Io posso immaginare abbastanza facilmente che gli israeliani che erano in favore di queste procedure fossero per tutti gli altri aspetti della vita come le altre persone. Solo quando si trattava di arabi le cose si credeva che fossero differenti. Per quanto ne so io nemmeno una volta un leader israeliano si è fermato e ha detto, per esempio: "Abbiamo trattato ingiustamente queste persone, li abbiamo buttati fuori dalle loro case, abbiamo distrutto la loro società e li abbiamo spogliati di tutto, almeno ricordiamoci di questo e cerchiamo di rendere loro la vita più semplice ora." Durante le lunghe e tortuose sessioni dei negoziati del processo di pace non è mai stato nemmeno sussurrato alla stampa che un leader israeliano avesse detto qualcosa di magnanimo o avesse suggerito che sentiva uno scrupolo di coscienza per ciò che è stato fatto ad un intero popolo nel nome di Israele.

Tutto quello che abbiamo sentito è che ogni particella di terra che veniva discussa, veniva concessa ai palestinesi con migliaia di condizioni annesse, che una Palestina già divisa doveva essere divisa ancora tre, quattro e chissà quante volte ancora per tenere i palestinesi separati, e così che i palestinesi avrebbero dovuto saltare ancora chissà quanti ostacoli e attendere ancora anni prima di raggiungere qualcosa di simile ad uno stato autonomo vero. E centinaia di prigionieri politici sono ancora tenuti reclusi, e i palestinesi cittadini di Israele sono ancora tenuti nei loro poveri villaggi, con le loro scuole e amministrazioni locali di serie B, impossibilitati ad acquistare o affittare terra per ragioni religiose ed etniche, così che Israele possa mantenere una maggioranza ebraica padrona, e così gli israeliani ebrei possano spadroneggiare su altra gente senza aver da pensare a loro e senza vederne nemmeno tanti attorno.

Non è necessario essere Aristotele o De Gaulle per capire che la politica ufficiale di Israele di cecità non avrebbe portato mai alla vittoria, non più di quanto sia stato un successo la politica di Sharon in Libano, o di quanto abbia avuto successo la politica di "pace" di Barak nel fermare l'Intifada Al Aqsa. Come Maupassant nel ristorante della Torre Eiffel, un'Israele condotta dal generale falco sprofonderà sempre di più in una

condizione dove non potrà trovare una via di fuga o la vittoria.
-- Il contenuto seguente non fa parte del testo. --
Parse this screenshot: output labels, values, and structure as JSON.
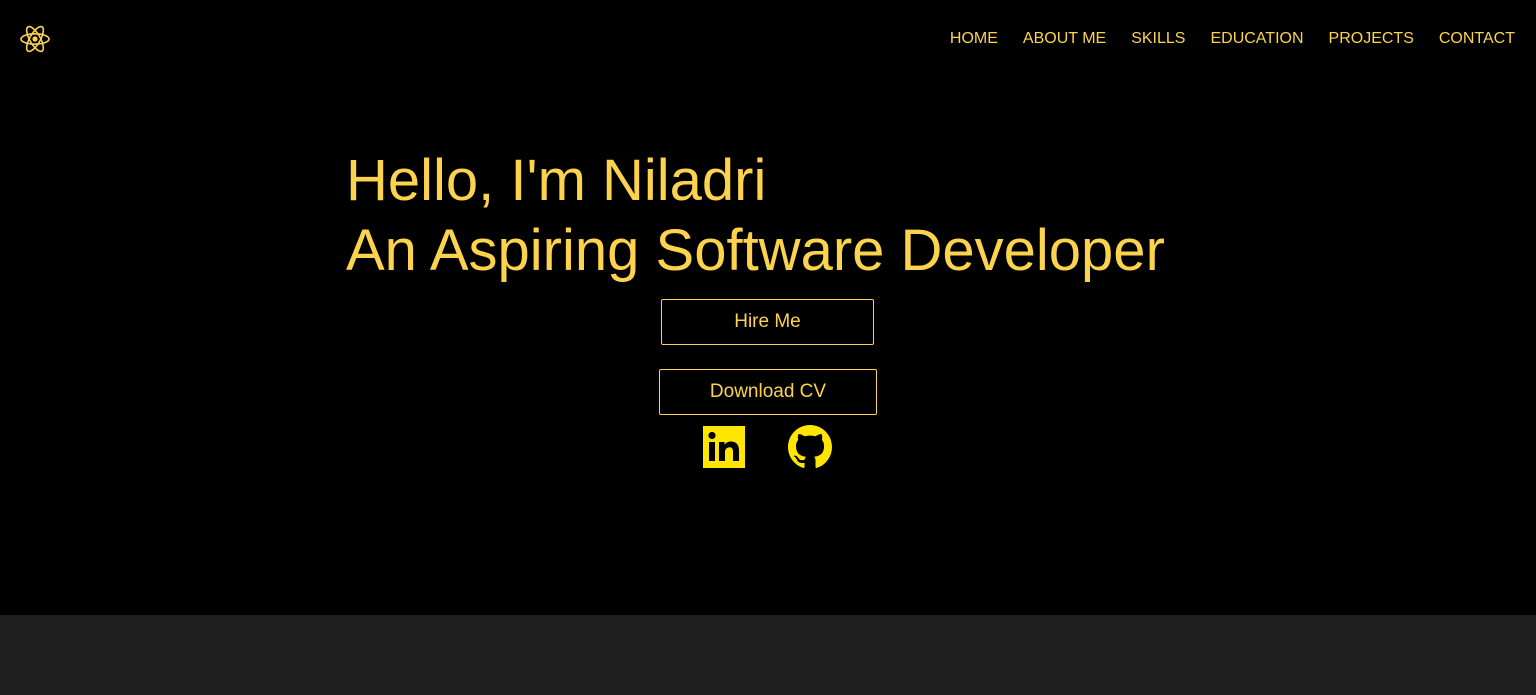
{
  "colors": {
    "accent": "#fcd34d",
    "icon_accent": "#ffe600",
    "background": "#000000",
    "next_section": "#1e1e1e"
  },
  "header": {
    "logo_icon": "react-atom-icon",
    "nav": [
      {
        "label": "HOME"
      },
      {
        "label": "ABOUT ME"
      },
      {
        "label": "SKILLS"
      },
      {
        "label": "EDUCATION"
      },
      {
        "label": "PROJECTS"
      },
      {
        "label": "CONTACT"
      }
    ]
  },
  "hero": {
    "greeting": "Hello, I'm Niladri",
    "tagline": "An Aspiring Software Developer",
    "hire_button": "Hire Me",
    "cv_button": "Download CV",
    "social": [
      {
        "icon": "linkedin-icon"
      },
      {
        "icon": "github-icon"
      }
    ]
  }
}
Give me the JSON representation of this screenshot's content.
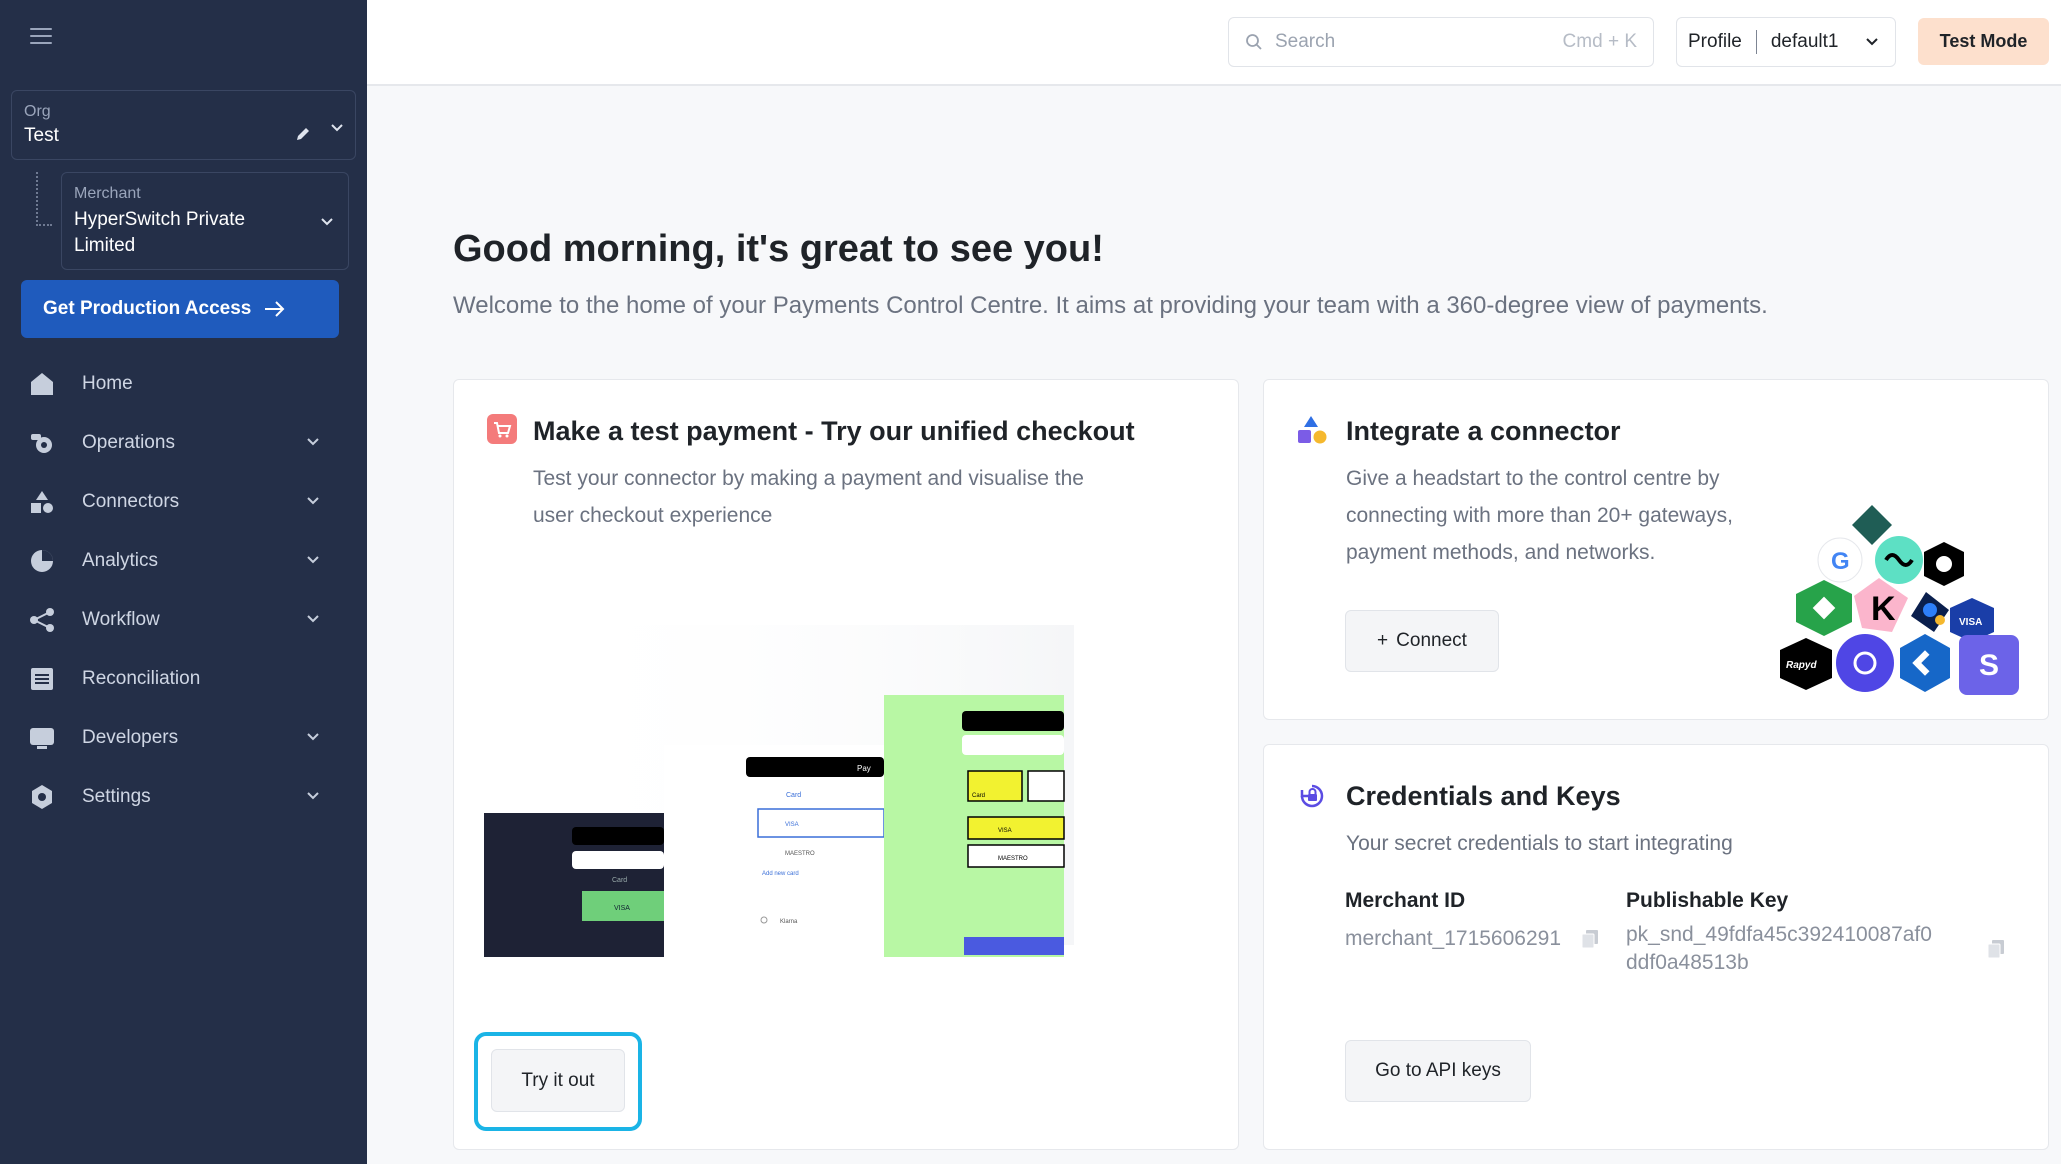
{
  "sidebar": {
    "org": {
      "label": "Org",
      "name": "Test"
    },
    "merchant": {
      "label": "Merchant",
      "name": "HyperSwitch Private Limited"
    },
    "production_button": "Get Production Access",
    "nav": [
      {
        "label": "Home",
        "icon": "home-icon",
        "expandable": false
      },
      {
        "label": "Operations",
        "icon": "operations-icon",
        "expandable": true
      },
      {
        "label": "Connectors",
        "icon": "connectors-icon",
        "expandable": true
      },
      {
        "label": "Analytics",
        "icon": "analytics-icon",
        "expandable": true
      },
      {
        "label": "Workflow",
        "icon": "workflow-icon",
        "expandable": true
      },
      {
        "label": "Reconciliation",
        "icon": "reconciliation-icon",
        "expandable": false
      },
      {
        "label": "Developers",
        "icon": "developers-icon",
        "expandable": true
      },
      {
        "label": "Settings",
        "icon": "settings-icon",
        "expandable": true
      }
    ]
  },
  "topbar": {
    "search_placeholder": "Search",
    "search_shortcut": "Cmd + K",
    "profile_label": "Profile",
    "profile_value": "default1",
    "mode_button": "Test Mode"
  },
  "main": {
    "greeting": "Good morning, it's great to see you!",
    "welcome": "Welcome to the home of your Payments Control Centre. It aims at providing your team with a 360-degree view of payments."
  },
  "cards": {
    "test_payment": {
      "title": "Make a test payment - Try our unified checkout",
      "description": "Test your connector by making a payment and visualise the user checkout experience",
      "button": "Try it out",
      "preview_labels": {
        "card": "Card",
        "visa": "VISA",
        "maestro": "MAESTRO",
        "add_card": "Add new card",
        "klarna": "Klarna",
        "gpay": "Pay"
      }
    },
    "connector": {
      "title": "Integrate a connector",
      "description": "Give a headstart to the control centre by connecting with more than 20+ gateways, payment methods, and networks.",
      "button": "Connect",
      "logo_labels": {
        "rapyd": "Rapyd",
        "visa": "VISA",
        "stripe": "S",
        "klarna": "K",
        "google": "G"
      }
    },
    "credentials": {
      "title": "Credentials and Keys",
      "description": "Your secret credentials to start integrating",
      "merchant_id_label": "Merchant ID",
      "merchant_id_value": "merchant_1715606291",
      "publishable_key_label": "Publishable Key",
      "publishable_key_line1": "pk_snd_49fdfa45c392410087af0",
      "publishable_key_line2": "ddf0a48513b",
      "button": "Go to API keys"
    }
  },
  "colors": {
    "sidebar_bg": "#242f48",
    "primary": "#1f5bbd",
    "test_mode_bg": "#fde0cd",
    "focus_ring": "#1ab4e6"
  }
}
Invece che ritrarsi in se stessa, Israele si sta certamente legando sempre di più al mondo arabo nella peggiore maniera possibile, con il suo esercito, i suoi coloni, i suoi conquistatori e i suoi declamanti ideologi, mentre i suoi cittadini, i suoi artisti la sua gente normale è paralizzata da una visione di fuga e di critica severa che ora non ha più possibilità di realizzarsi di quante ne avesse prima.

Oggi le fantasiose idee di potere di Israele, così come sono rappresentate dalle persone che preferiscono Sharon, nella migliore delle ipotesi sono un semplice ritardo, e sanguinario peraltro, di ciò che saranno i risultati di un sistema di apartheid che funziona solo se due popoli accettano che il più forte si imponga sul più debole. Ma dal momento che questo non accade (e non è mai accaduto nella storia) sarà sempre improbabile che un popolo accetti benevolmente la propria sottomissione. Perché gli israeliani in massa si autoingannano a pensare che questo possa funzionare in un'area così piccola e nella geografia così satura di storia com'è quella della Palestina?

E' difficile credere che fino a che gli israeliani crederanno nel miracolo di un'Israele miracolosamente separata dal suo contesto circostante – una nozione bizzarra che Sharon ha promosso nella sua campagna elettorale – gli ebrei israeliani possano sembrare cittadini di un moderno stato laico piuttosto che membri di una setta di culto. E in qualche modo è vero che la storia della prima Israele come uno nuovo stato di pionieri è un'idea che proviene da un culto utopico, sostenuto da persone la cui energia per la maggior parte è stata spesa nel chiudersi al contesto e vivere nella fantasia di un'impresa pura ed eroica.